Are jazz festivals living up to their responsibilities to be offering a standard or becoming more commercial?

The music is conversational when it’s really being played, but a lot of the jazz festivals at this point – they’re not playing jazz. It’s like the country itself. I’m not blaming them or complaining about them – they’re trying to make money. It’s like what the country will learn, there’s a place for business – but everything can’t be a business. 

It’s like everything can’t be a perimeter – how much security are you going to have when everywhere you go you need IDs, surveillance, and metal detectors. At schools you have security guards, you have the police force. At a certain point, you can’t defend your entire nation. You’re much better off strengthening your own local community to prevent crime. A lot of manual work.

Like with the country right now – the music is difficult, and like the constitution is having a hard time – as nobody seems to know what’s in it. 

With the constant flow of interpretations and shaping of jazz by new and upcoming jazz musicians, who are mixing with other hybrids of music- how does jazz stay true to its tradition and foundation? and not evolve into something else?

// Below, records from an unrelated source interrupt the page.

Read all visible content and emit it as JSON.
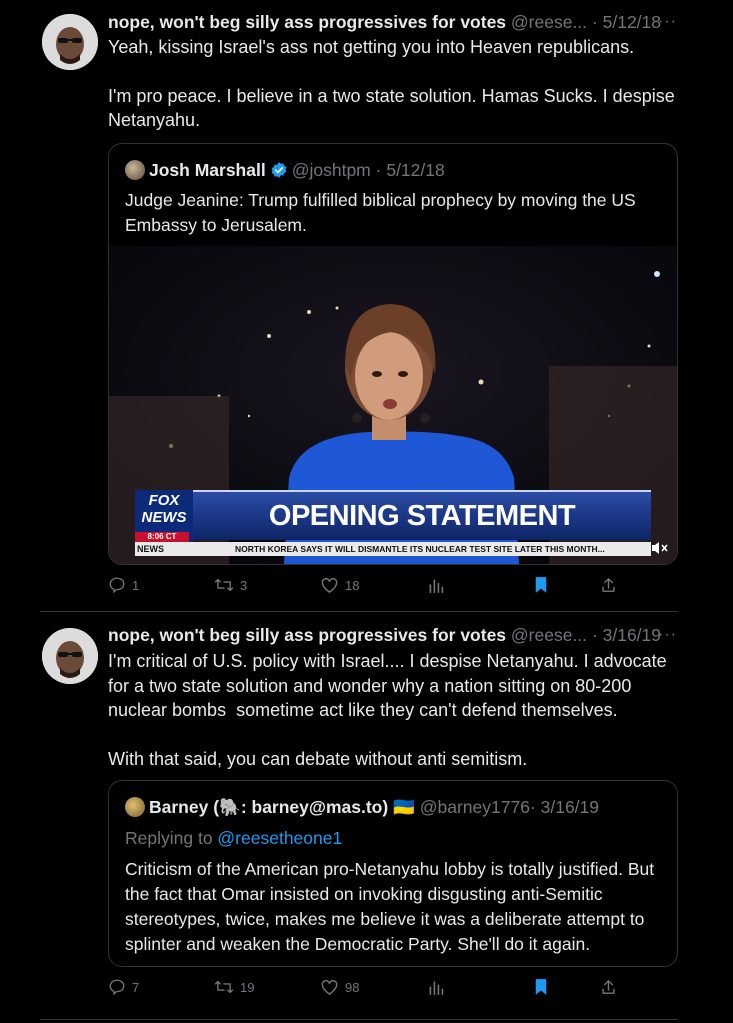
{
  "tweets": [
    {
      "author": {
        "name": "nope, won't beg silly ass progressives for votes",
        "handle": "@reese...",
        "date": "· 5/12/18"
      },
      "more_label": "···",
      "text_1": "Yeah, kissing Israel's ass not getting you into Heaven republicans.",
      "text_2": "I'm pro peace. I believe in a two state solution. Hamas Sucks. I despise Netanyahu.",
      "quote": {
        "name": "Josh Marshall",
        "handle": "@joshtpm",
        "date": "· 5/12/18",
        "text": "Judge Jeanine: Trump fulfilled biblical prophecy by moving the US Embassy to Jerusalem.",
        "media": {
          "logo_line1": "FOX",
          "logo_line2": "NEWS",
          "time": "8:06 CT",
          "banner": "OPENING STATEMENT",
          "ticker_label": "NEWS",
          "ticker": "NORTH KOREA SAYS IT WILL DISMANTLE ITS NUCLEAR TEST SITE LATER THIS MONTH..."
        }
      },
      "stats": {
        "replies": "1",
        "retweets": "3",
        "likes": "18"
      }
    },
    {
      "author": {
        "name": "nope, won't beg silly ass progressives for votes",
        "handle": "@reese...",
        "date": "· 3/16/19"
      },
      "more_label": "···",
      "text_1": "I'm critical of U.S. policy with Israel.... I despise Netanyahu. I advocate for a two state solution and wonder why a nation sitting on 80-200 nuclear bombs  sometime act like they can't defend themselves.",
      "text_2": "With that said, you can debate without anti semitism.",
      "quote": {
        "name": "Barney (🐘: barney@mas.to) 🇺🇦",
        "handle": "@barney1776",
        "date": "· 3/16/19",
        "replying_prefix": "Replying to ",
        "replying_to": "@reesetheone1",
        "text": "Criticism of the American pro-Netanyahu lobby is totally justified. But the fact that Omar insisted on invoking disgusting anti-Semitic stereotypes, twice, makes me believe it was a deliberate attempt to splinter and weaken the Democratic Party. She'll do it again."
      },
      "stats": {
        "replies": "7",
        "retweets": "19",
        "likes": "98"
      }
    }
  ],
  "colors": {
    "background": "#000000",
    "text": "#e7e9ea",
    "muted": "#71767b",
    "link": "#1d9bf0",
    "border": "#2f3336",
    "bookmark": "#1d9bf0"
  }
}
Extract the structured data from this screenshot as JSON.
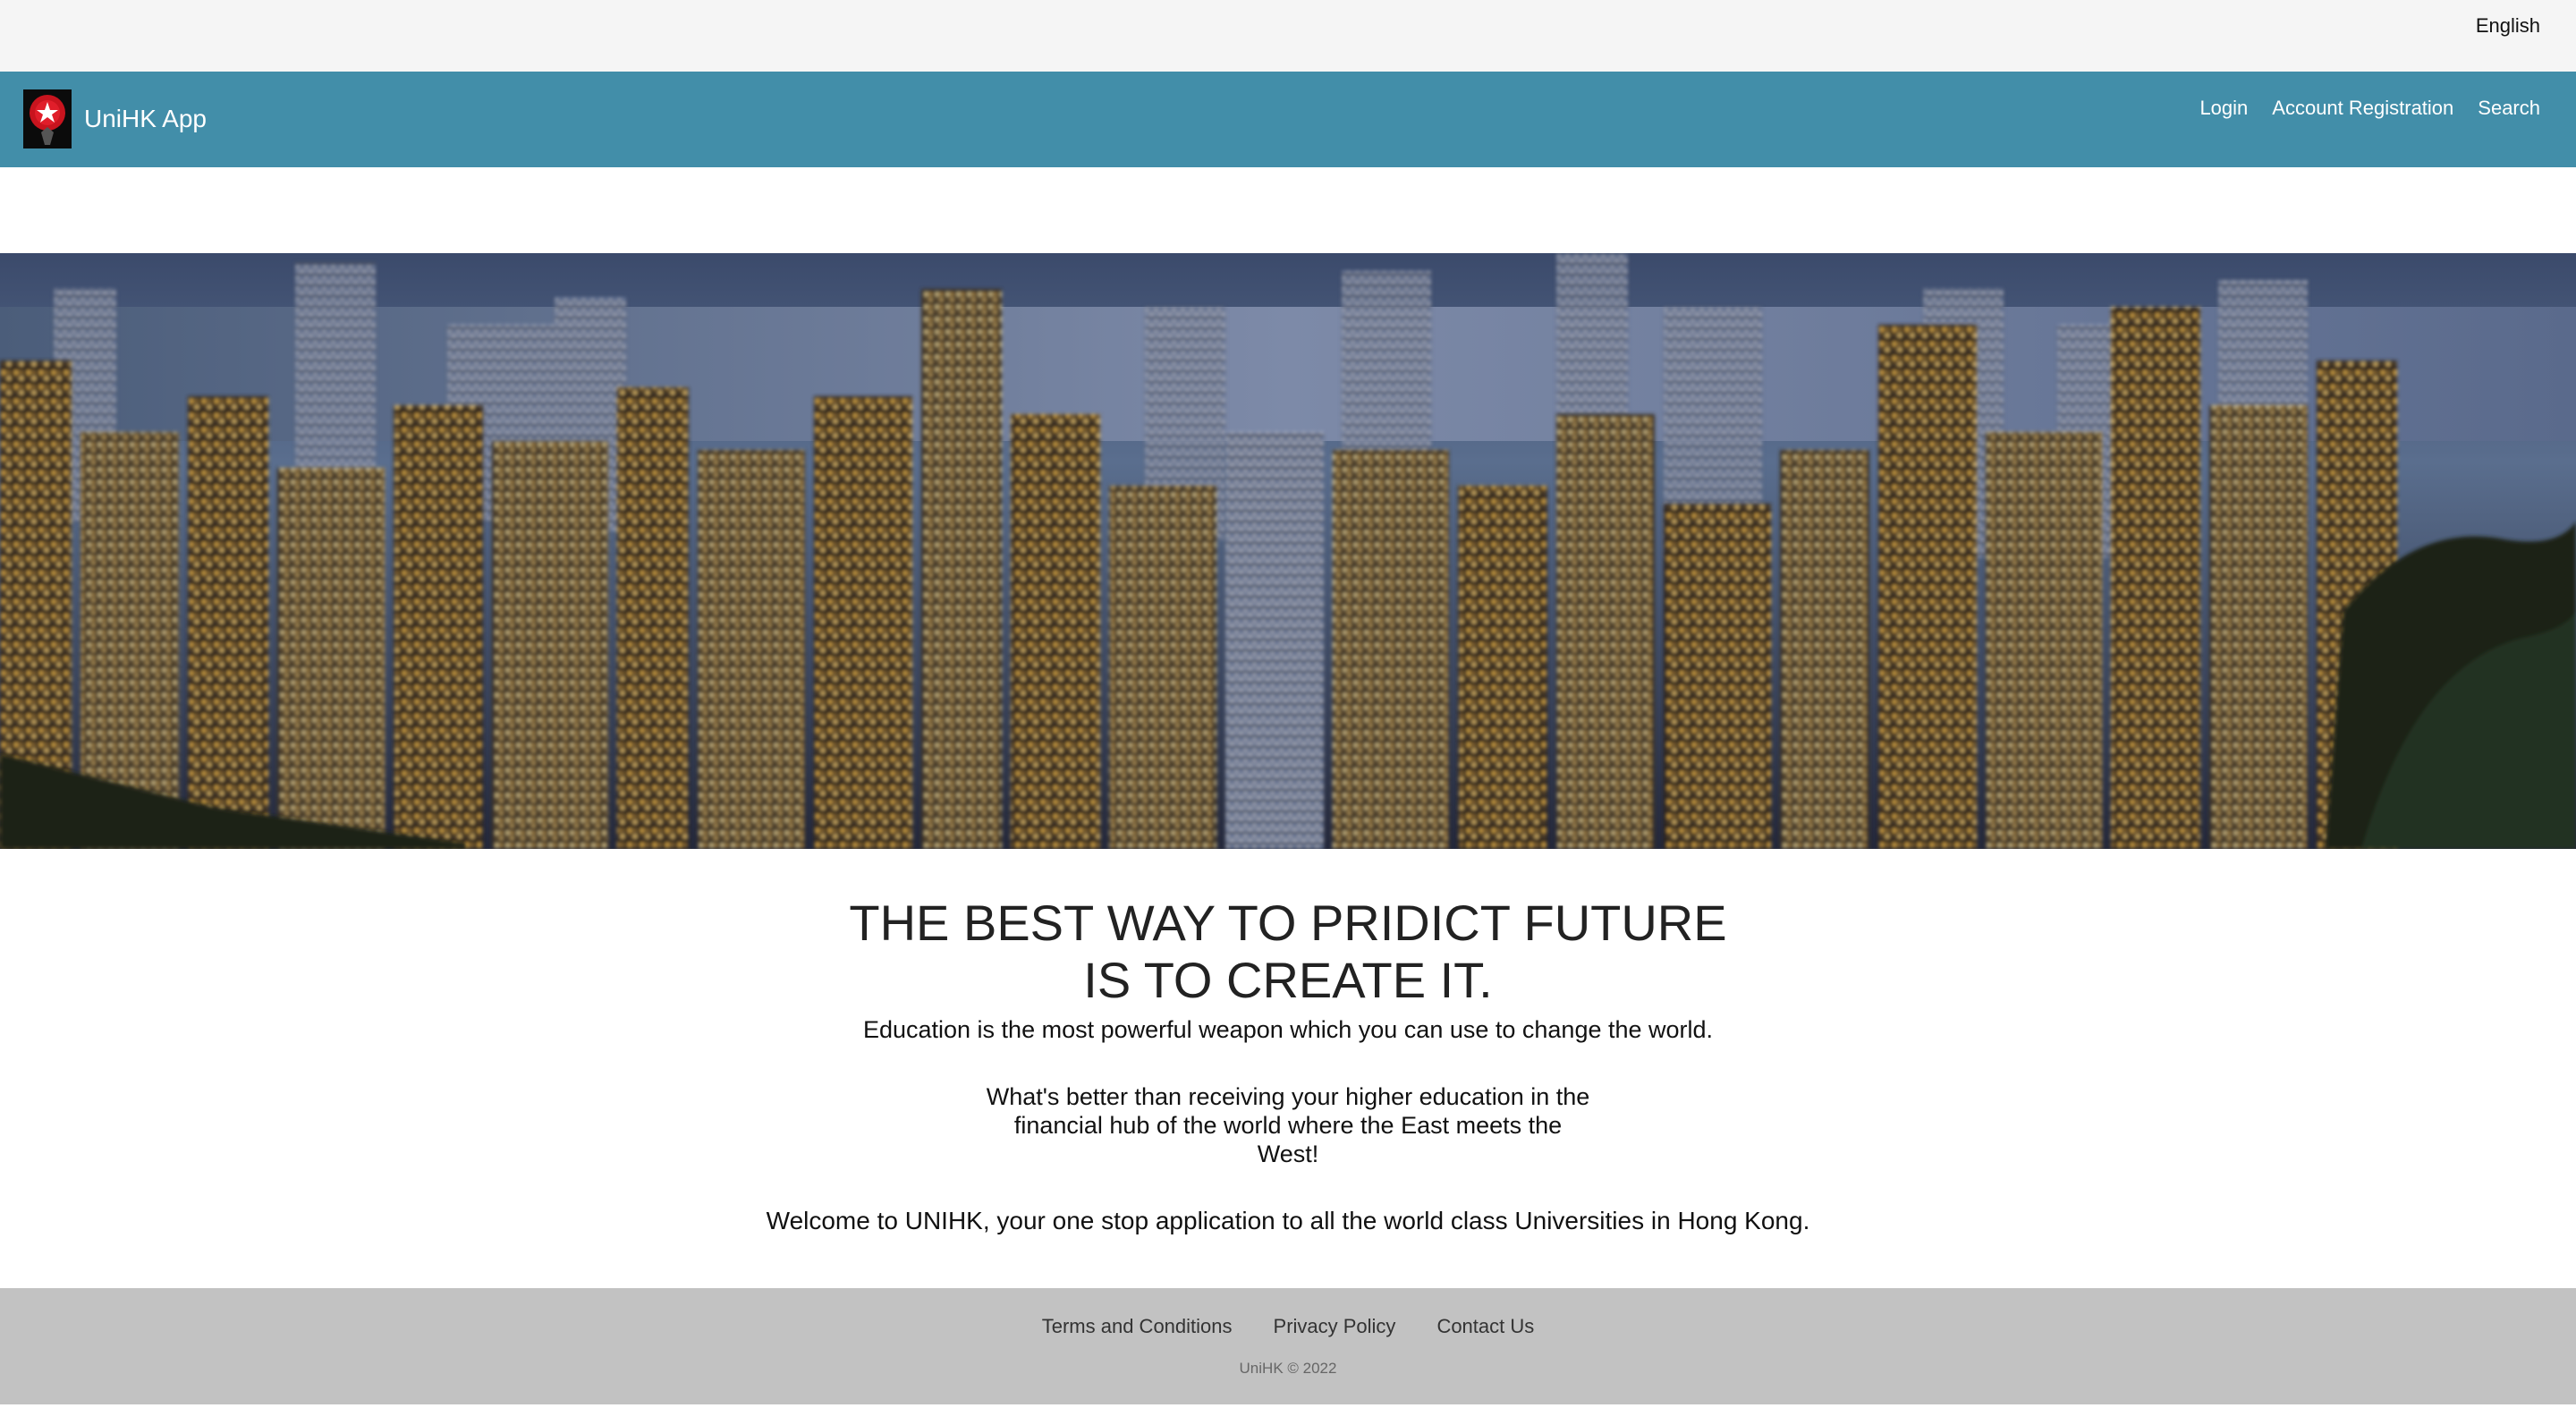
{
  "top_bar": {
    "language_label": "English"
  },
  "navbar": {
    "brand_name": "UniHK App",
    "links": [
      {
        "label": "Login"
      },
      {
        "label": "Account Registration"
      },
      {
        "label": "Search"
      }
    ],
    "background_color": "#428ea9"
  },
  "hero": {
    "icon": "city-skyline-image"
  },
  "main": {
    "headline": "THE BEST WAY TO PRIDICT FUTURE IS TO CREATE IT.",
    "tagline": "Education is the most powerful weapon which you can use to change the world.",
    "paragraph_2": "What's better than receiving your higher education in the financial hub of the world where the East meets the West!",
    "paragraph_3": "Welcome to UNIHK, your one stop application to all the world class Universities in Hong Kong."
  },
  "footer": {
    "links": [
      {
        "label": "Terms and Conditions"
      },
      {
        "label": "Privacy Policy"
      },
      {
        "label": "Contact Us"
      }
    ],
    "copyright": "UniHK © 2022",
    "background_color": "#c2c2c2"
  }
}
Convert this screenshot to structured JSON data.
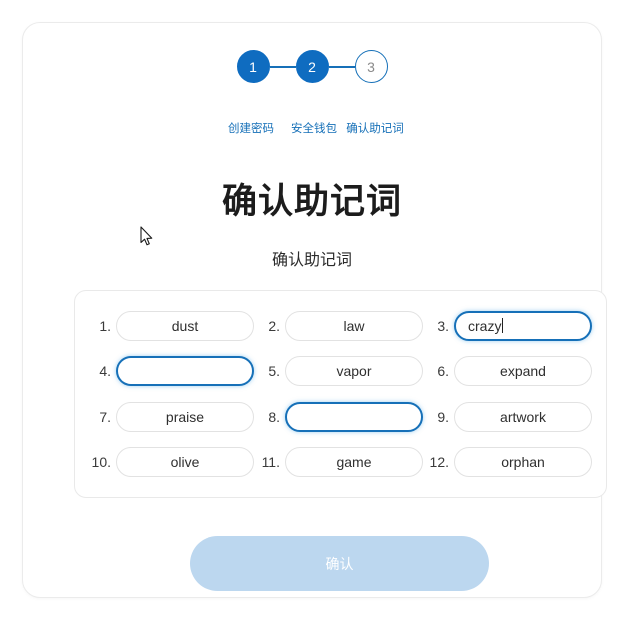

Well, this foundation is hybrid. So, jazz naturally lends itself to hybridization. The question is, as with any form of hybrid, is there balance and proportion. In perpetuity, all the foundational documents, things that are serious about art – they always require of us to exhibit an understanding of how the fundamentals exist in proportion. So, it’s not proper to say “this has enough jazz in it or too little” – that’s like at what point does a soup become a broth. For the sake of argument, it’s like the question of what gives the balance of the type of constitution we have? It’s the desire to find a balance so big things don’t always dominate little things. And that’s the fundamental thought behind the document. How to level the playing field.

But if we start to lose sight of the point of it (the constitution) and argue every little point – then the constitution (like jazz) could be anything.

So, the question is not to make the art more mysterious and water it more and more down. But to have enough learnedness to know what proportions are optimal for the art form. There’s no perfect form of jazz – it was a hybrid to begin with.

With all the current division socially, economically, and politically – is jazz or the arts still able to be an agent for positive change (I’m thinking particularly of Chick Corea and Wayne Shorter and how they felt and expressed this belief)

Of course, it is, because jazz means all the jazz that has ever been played. Can Shostakovich’s music still be a change agent – yes. Can Duke Ellington’s music? yes.

It stays around. And even now with us playing with young musicians, it’s different. 

Marsalis live at Jazz at Lincoln Center with JLC orchestra(photo by Luigi Beverelli)

 

Now we’re so separated into groups – age, race, beliefs, gender, political beliefs, and economic class. And every group is being marketed to – every group is curating their experience on earth based on what group they are.

The music can help us see and realize different things and not necessarily what’s played tomorrow night or the next night. As music exists in recorded form there are many ways to get involved – as jazz is recorded by international musicians all over the world and played by a lot of different people.

In terms of what’s alive for us – we don’t necessarily need or want to go back to Napoleon’s time period, but we can still listen to Beethoven.